$\newcommand{\realset}{\mathbb{R}}$ $\newcommand{\derivative}[1]{#1^{\prime}}$ $\newcommand{\domain}[1]{\operatorname{dom}\left(#1\right)}$
I am reading the following link about nascent delta functions: https://en.wikipedia.org/wiki/Nascent_delta_function. Based on the definition and properties, I would like to prove the following theorem:
Let $\eta$ be a function on $\realset$ and \begin{equation*} \int_{-\infty}^{\infty} \eta\left(x\right) \mathrm{d}x = 1 \end{equation*} and $\gamma$ be a function such that $\domain{\gamma} = \realset \setminus \left\{0\right\}$ and for any $\epsilon \in \domain{\gamma}$, $\gamma_{\epsilon}$ is a function such that $\domain{\gamma_{\epsilon}} = \realset$ and for any $x \in \realset$, \begin{equation*} \gamma_{\epsilon}\left(x\right) = \epsilon^{-1} \eta\left(\frac{x}{\epsilon}\right). \end{equation*} Then for any $\epsilon \in \domain{\gamma}$, \begin{equation*} \int_{-\infty}^{\infty} \gamma_{\epsilon}\left(x\right) \mathrm{d}x = 1. \end{equation*} Further, let $f$ be a function such that $\domain{f} = \realset$ and $f$ is absolutely integrable. Let $t \in \realset$ and $g$ be a function such that $\domain{g} = \realset \setminus \left\{0\right\}$ and for any $\epsilon \in \domain{g}$, \begin{equation*} g\left(\epsilon\right) = \left(f * \gamma_{\epsilon}\right)\left(t\right). \end{equation*} Then $g$ converges at $0$ and \begin{equation*} \lim_{\epsilon\to 0} g\left(\epsilon\right) = f\left(t\right). \end{equation*}
I have the following incomplete proof. In particular, I cannot find a way to prove the sifting property. The difficulty is that without a particular form of the nascent delta function, I cannot narrow down the integral to $\left[t - \epsilon, t + \epsilon\right]$, as in Proof of Dirac Delta's sifting property. Can someone help?
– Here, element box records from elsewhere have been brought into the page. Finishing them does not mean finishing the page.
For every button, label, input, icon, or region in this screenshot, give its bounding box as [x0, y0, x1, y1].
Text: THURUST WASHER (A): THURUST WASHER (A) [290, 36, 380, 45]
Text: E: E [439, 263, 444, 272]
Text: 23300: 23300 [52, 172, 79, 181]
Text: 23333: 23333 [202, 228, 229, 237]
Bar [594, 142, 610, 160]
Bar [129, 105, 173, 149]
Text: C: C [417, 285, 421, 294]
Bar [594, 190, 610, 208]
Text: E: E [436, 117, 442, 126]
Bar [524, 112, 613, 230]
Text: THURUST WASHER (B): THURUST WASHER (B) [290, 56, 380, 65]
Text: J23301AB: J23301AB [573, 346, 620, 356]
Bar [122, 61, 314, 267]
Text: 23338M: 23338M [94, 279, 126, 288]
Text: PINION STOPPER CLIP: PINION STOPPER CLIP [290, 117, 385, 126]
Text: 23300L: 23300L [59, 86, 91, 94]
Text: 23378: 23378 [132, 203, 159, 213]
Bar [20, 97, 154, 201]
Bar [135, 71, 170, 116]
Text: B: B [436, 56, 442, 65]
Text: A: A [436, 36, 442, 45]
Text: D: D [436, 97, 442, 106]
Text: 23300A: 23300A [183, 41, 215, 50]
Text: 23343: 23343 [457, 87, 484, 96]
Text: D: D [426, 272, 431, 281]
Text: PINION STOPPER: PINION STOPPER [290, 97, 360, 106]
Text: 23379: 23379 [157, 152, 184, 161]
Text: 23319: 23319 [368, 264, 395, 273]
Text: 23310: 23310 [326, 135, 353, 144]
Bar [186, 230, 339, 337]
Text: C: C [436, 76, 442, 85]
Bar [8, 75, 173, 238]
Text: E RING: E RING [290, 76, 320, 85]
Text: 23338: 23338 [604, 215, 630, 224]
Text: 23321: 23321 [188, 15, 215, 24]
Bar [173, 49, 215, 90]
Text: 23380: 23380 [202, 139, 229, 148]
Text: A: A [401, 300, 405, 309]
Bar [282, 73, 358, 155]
By definition, \begin{equation*} \begin{aligned} \int_{-\infty}^{\infty} \gamma_{\epsilon}\left(x\right) \mathrm{d}x &= \int_{-\infty}^{\infty} \epsilon^{-1} \eta\left(\frac{x}{\epsilon}\right) \mathrm{d}x. \end{aligned} \end{equation*} Let $h$ be a function such that for any $x \in \realset$, $h\left(x\right) = x / \epsilon$. Then \begin{equation*} \int_{-\infty}^{\infty} \epsilon^{-1} \eta\left(\frac{x}{\epsilon}\right) \mathrm{d}x = \int_{-\infty}^{\infty} \eta\left(h\left(x\right)\right) \derivative{h}\left(x\right) \mathrm{d}x = \int_{-\infty}^{\infty} \eta\left(x\right) \mathrm{d}x = 1. \end{equation*} Thus, we have \begin{equation*} \int_{-\infty}^{\infty} \gamma_{\epsilon}\left(x\right) \mathrm{d}x = 1. \end{equation*}
Next, by definition, we have \begin{equation*} \begin{aligned} g\left(\epsilon\right) &= \left(f * \gamma_{\epsilon}\right)\left(t\right)\\ &= \int_{-\infty}^{\infty} f\left(x\right) \gamma_{\epsilon}\left(x - t\right) \mathrm{d}x\\ &= \int_{-\infty}^{\infty} f\left(x\right) \epsilon^{-1} \eta\left(\frac{x - t }{\epsilon}\right) \mathrm{d}x \end{aligned} \end{equation*}